Java EE & Streaming Architectures
Amin Ahmad writes "Implementing a streaming architecture on a Java EE application server provides asymptotically better memory performance, and, hence, scalability, than current, widely-implemented, Java EE patterns endorsed by Sun. This article provides a concrete implementation of a streaming architecture and compares its scalability to two other, standard implementations: Remote EJB and Local EJB-based solutions. The implementation based on a streaming architecture comes out the hands-down winner: for example, when sending back 300 rows of data to the client, the Local EJB solution fails beyond 16 concurrent users whereas the streaming solution is still running at 128 concurrent users!
The article includes complete source code and the entire results database for the stress test. I would be interested in hearing your feedback."
So the moral of this article, if you read and process any decent amount of data, process this data in a serialized fashion; for example use SAX instead of DOM. Also make sure your JDBC connections are tuned correctly to exhibit this 'chunking' behavior or else it won't matter anyways.
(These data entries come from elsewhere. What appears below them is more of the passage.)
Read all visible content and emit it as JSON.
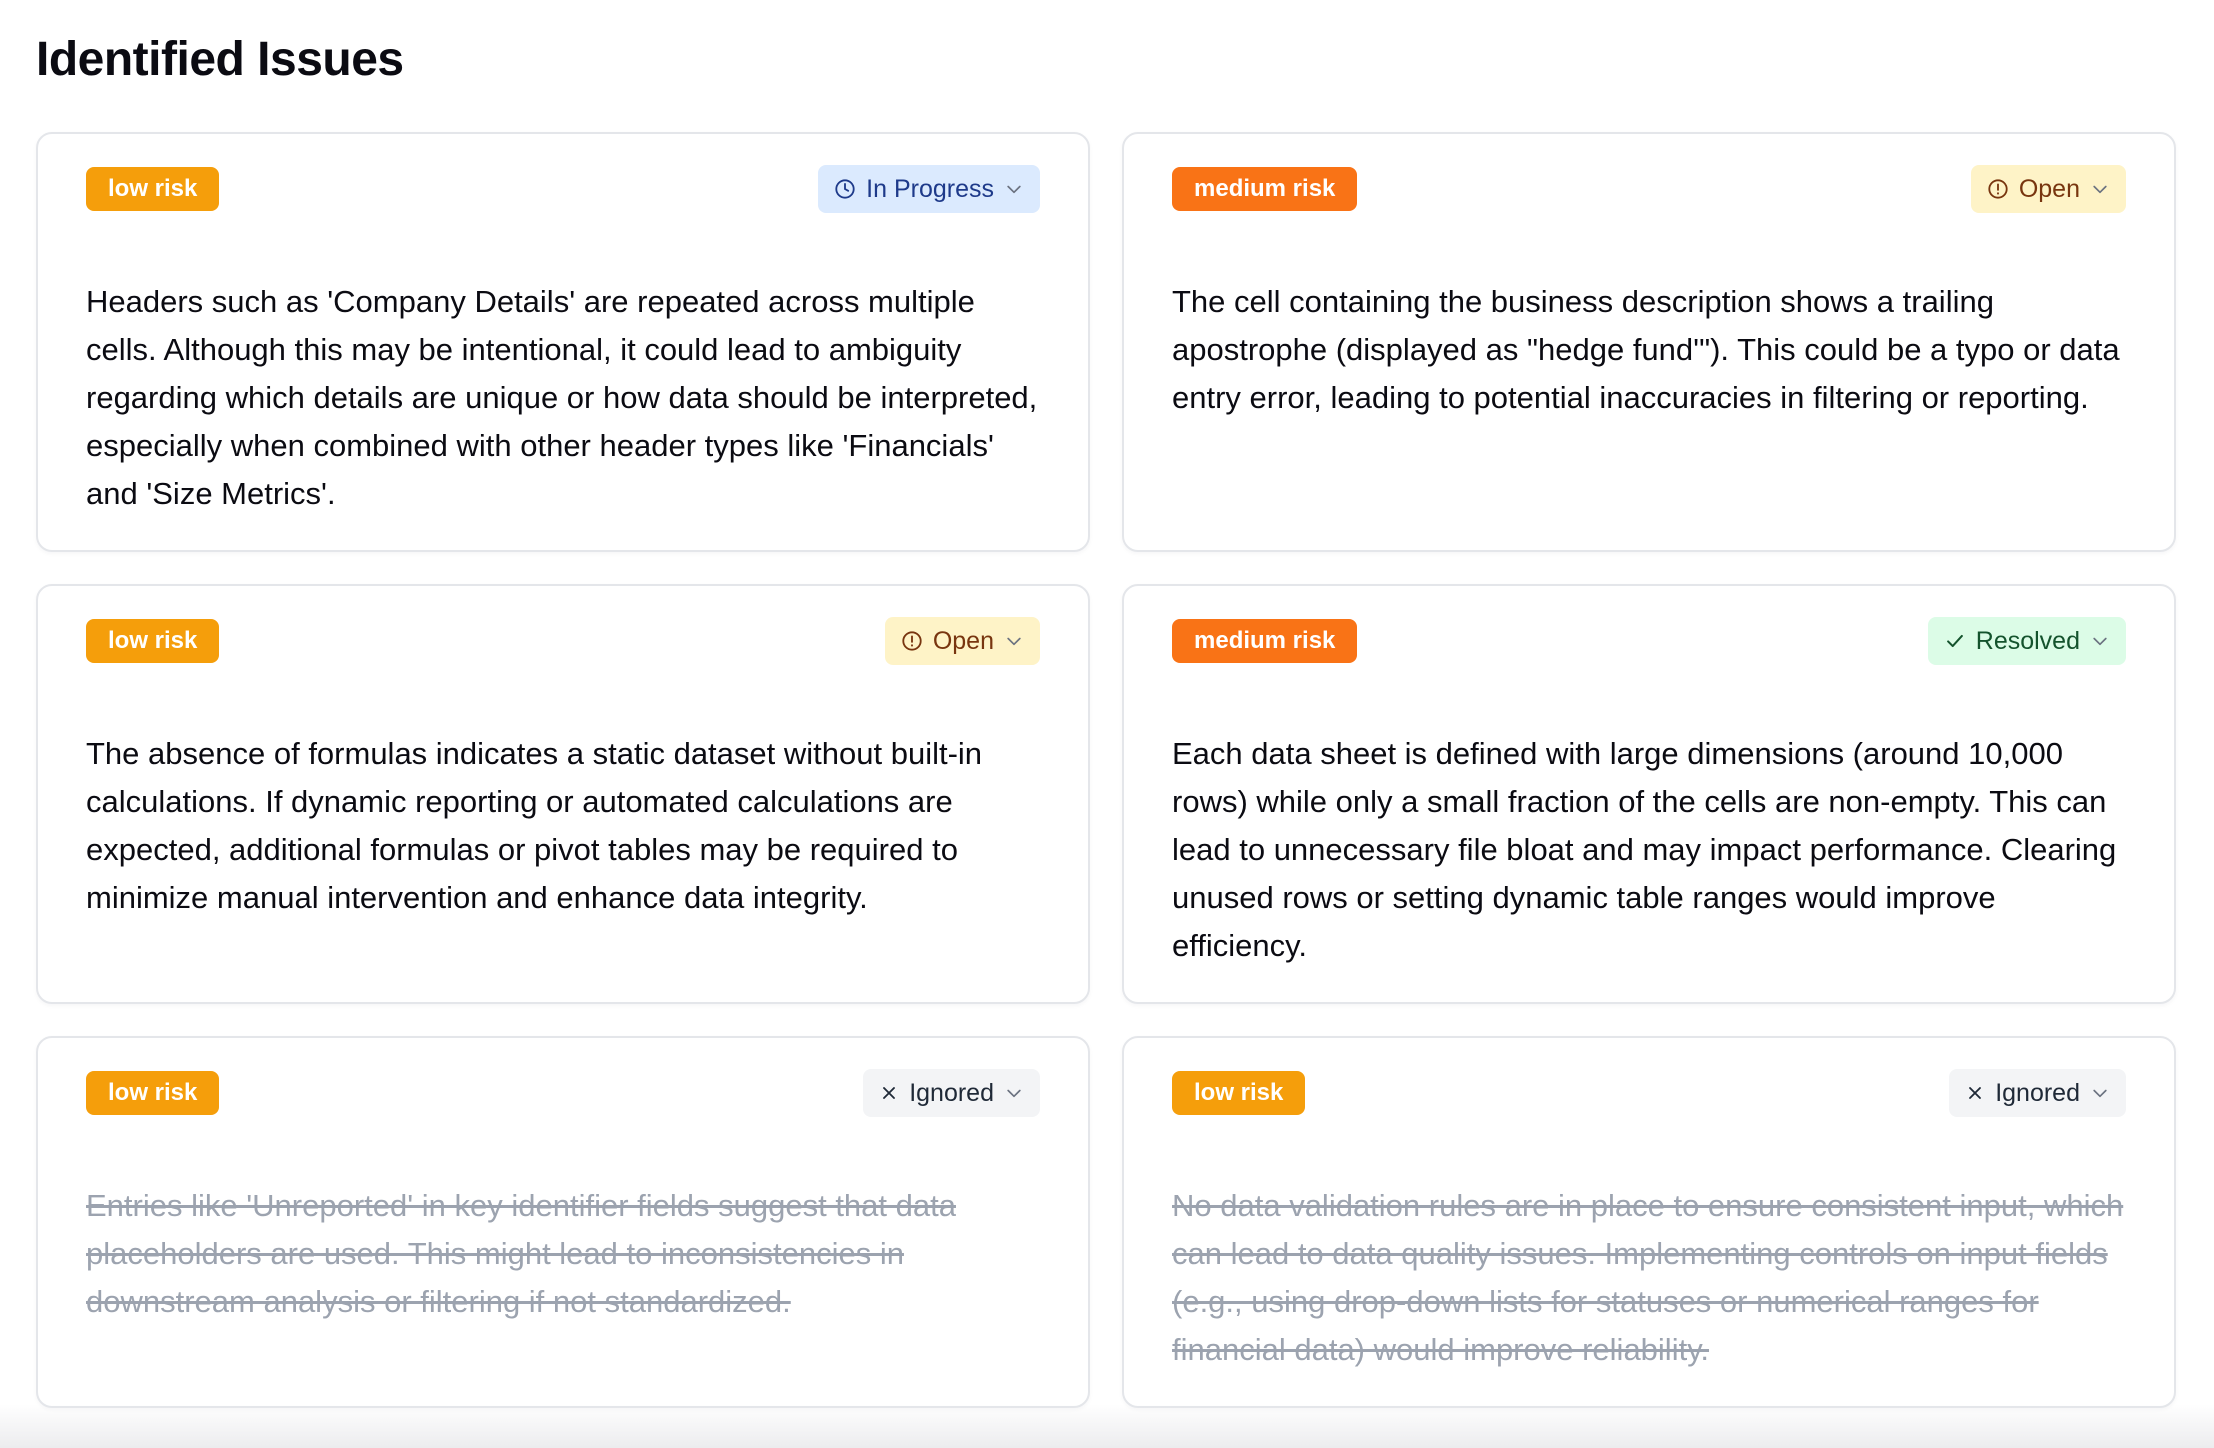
{
  "page": {
    "title": "Identified Issues"
  },
  "colors": {
    "low_risk": "#f59e0b",
    "medium_risk": "#f97316",
    "in_progress_bg": "#dbeafe",
    "open_bg": "#fef3c7",
    "resolved_bg": "#dcfce7",
    "ignored_bg": "#f3f4f6"
  },
  "issues": [
    {
      "risk": "low risk",
      "status": "In Progress",
      "status_icon": "clock-icon",
      "description": "Headers such as 'Company Details' are repeated across multiple cells. Although this may be intentional, it could lead to ambiguity regarding which details are unique or how data should be interpreted, especially when combined with other header types like 'Financials' and 'Size Metrics'."
    },
    {
      "risk": "medium risk",
      "status": "Open",
      "status_icon": "alert-circle-icon",
      "description": "The cell containing the business description shows a trailing apostrophe (displayed as \"hedge fund'\"). This could be a typo or data entry error, leading to potential inaccuracies in filtering or reporting."
    },
    {
      "risk": "low risk",
      "status": "Open",
      "status_icon": "alert-circle-icon",
      "description": "The absence of formulas indicates a static dataset without built-in calculations. If dynamic reporting or automated calculations are expected, additional formulas or pivot tables may be required to minimize manual intervention and enhance data integrity."
    },
    {
      "risk": "medium risk",
      "status": "Resolved",
      "status_icon": "check-icon",
      "description": "Each data sheet is defined with large dimensions (around 10,000 rows) while only a small fraction of the cells are non-empty. This can lead to unnecessary file bloat and may impact performance. Clearing unused rows or setting dynamic table ranges would improve efficiency."
    },
    {
      "risk": "low risk",
      "status": "Ignored",
      "status_icon": "x-icon",
      "description": "Entries like 'Unreported' in key identifier fields suggest that data placeholders are used. This might lead to inconsistencies in downstream analysis or filtering if not standardized."
    },
    {
      "risk": "low risk",
      "status": "Ignored",
      "status_icon": "x-icon",
      "description": "No data validation rules are in place to ensure consistent input, which can lead to data quality issues. Implementing controls on input fields (e.g., using drop-down lists for statuses or numerical ranges for financial data) would improve reliability."
    }
  ]
}
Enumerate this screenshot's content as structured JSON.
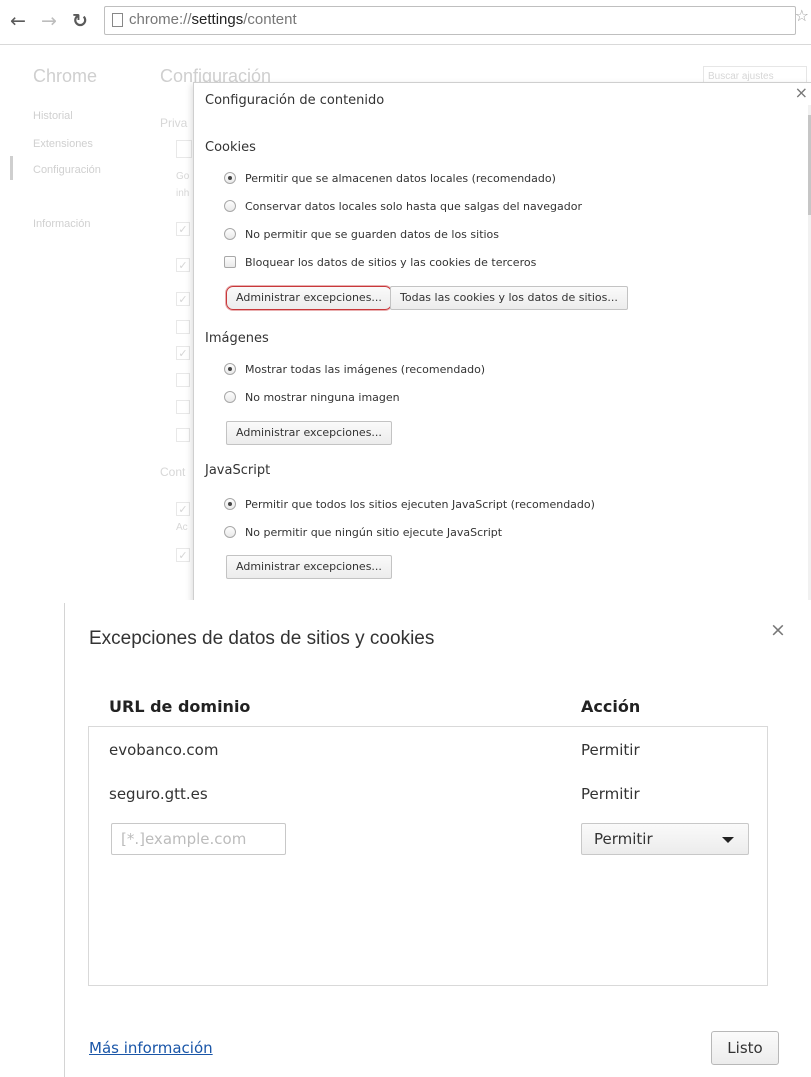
{
  "browser": {
    "url_prefix": "chrome://",
    "url_host": "settings",
    "url_path": "/content",
    "back_icon": "arrow-left-icon",
    "forward_icon": "arrow-right-icon",
    "reload_icon": "reload-icon",
    "star_icon": "star-icon"
  },
  "background_page": {
    "sidebar_title": "Chrome",
    "sidebar_items": [
      "Historial",
      "Extensiones",
      "Configuración",
      "Información"
    ],
    "main_title": "Configuración",
    "search_placeholder": "Buscar ajustes",
    "partial_labels": [
      "Priva",
      "Go",
      "inh",
      "Cont",
      "Ac"
    ]
  },
  "content_dialog": {
    "title": "Configuración de contenido",
    "close_icon": "close-icon",
    "cookies": {
      "heading": "Cookies",
      "options": [
        {
          "label": "Permitir que se almacenen datos locales (recomendado)",
          "selected": true
        },
        {
          "label": "Conservar datos locales solo hasta que salgas del navegador",
          "selected": false
        },
        {
          "label": "No permitir que se guarden datos de los sitios",
          "selected": false
        }
      ],
      "block_third_party": {
        "label": "Bloquear los datos de sitios y las cookies de terceros",
        "checked": false
      },
      "manage_button": "Administrar excepciones...",
      "all_cookies_button": "Todas las cookies y los datos de sitios..."
    },
    "images": {
      "heading": "Imágenes",
      "options": [
        {
          "label": "Mostrar todas las imágenes (recomendado)",
          "selected": true
        },
        {
          "label": "No mostrar ninguna imagen",
          "selected": false
        }
      ],
      "manage_button": "Administrar excepciones..."
    },
    "javascript": {
      "heading": "JavaScript",
      "options": [
        {
          "label": "Permitir que todos los sitios ejecuten JavaScript (recomendado)",
          "selected": true
        },
        {
          "label": "No permitir que ningún sitio ejecute JavaScript",
          "selected": false
        }
      ],
      "manage_button": "Administrar excepciones..."
    }
  },
  "exceptions_dialog": {
    "title": "Excepciones de datos de sitios y cookies",
    "close_icon": "close-icon",
    "columns": {
      "domain": "URL de dominio",
      "action": "Acción"
    },
    "rows": [
      {
        "domain": "evobanco.com",
        "action": "Permitir"
      },
      {
        "domain": "seguro.gtt.es",
        "action": "Permitir"
      }
    ],
    "new_entry": {
      "placeholder": "[*.]example.com",
      "value": "",
      "action_selected": "Permitir"
    },
    "more_info_link": "Más información",
    "done_button": "Listo"
  },
  "colors": {
    "highlight_border": "#c8383a",
    "link": "#1a56a8"
  }
}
From the Article: Lines 8 through 14 open a connection to the database and configure the statement. It is critical to configure the connection and statement so that the database server does not send the entire result set to the application server, but rather sends chunks on demand. Clearly if the entire dataset is sent in a single piece to the application server, we will have nothing to show for our labors! To accomplish this in MySql 5 requires setting useCursorFetch=true and setting the fetch direction of the statement to ResultSet.FETCH_FORWARD. DB2 automatically chunks the data if the statement is scrollable (either ResultSet.TYPE_SCROLL_INSENSITIVE or ResultSet.TYPE_SCROLL_SENSITIVE). Finally, note that normally a connection would be obtained from an application server's connection pool, but for the sake of producing an application that can be deployed easily, this example takes a shortcut. Lines 17-25 loop through the result set, populating a president object and writing it to the page in each pass. This is the crux of the streaming architecture: No more than a single row is kept in memory at once.
I think you're missing the point of the article. Whether he is using EJBs or just an EJB-like pattern, the analysis of the algorithms' scalability is the same. It's common sense, but a lot of people who are trained in EJB development always do things the same way without really thinking about what's actually happening behind the scenes. This article makes a good case for using a database cursor and "streaming" objects to the web page as you read them, as opposed to letting a bean read the entire result set and then creating the web page. It absolutely will scale better for large result sets and large numbers of users.
Wow, so much ignorance in just one post.
JSP is a nice try to eat into the PHP market.
Nope, different markets. JSP is for people who understand the Model, View, Controller architecture and are capable of building systems around generalised code (POJO's). PHP is ideal for small scale web apps, but that's it - it encourages unstructured code and no separation between presentation and business logic tiers.
But it's so slow and far away from the reality of productive systems that the Apache crew rather forked their server to a Java-only server (Tomcat) to keep their httpd codebase clean and free of anything that is Java.
Tomcat originated with Sun, as a proof of concept web container. The code was donated to the Apache foundation, and there has never been any plan to merge it with the Apache HTTP daemon. People usually proxy from Apache to Tomcat, as they have static content to serve as well, or just to keep web servers in the DMZ behind a single firewall and the web container servers behind a second firewall so that database connections and things like CORBA connections are more secure.
EVen if Java is open source now. There is a reason why Java applets have become almost distinct. Even Flash evidently performs better than an Java applet.
I assume you mean "extinct" rather than "distinct". However, applets have bugger all to do with JSP and webapps. They were a neat way of promoting the Java platform when it came out, but are tiny part of what made Java popular.
And why the hell would anyone still need this "Compile once, run anywhere." nonsense?
Because it's easier to port a virtual machine than a complete toolchain.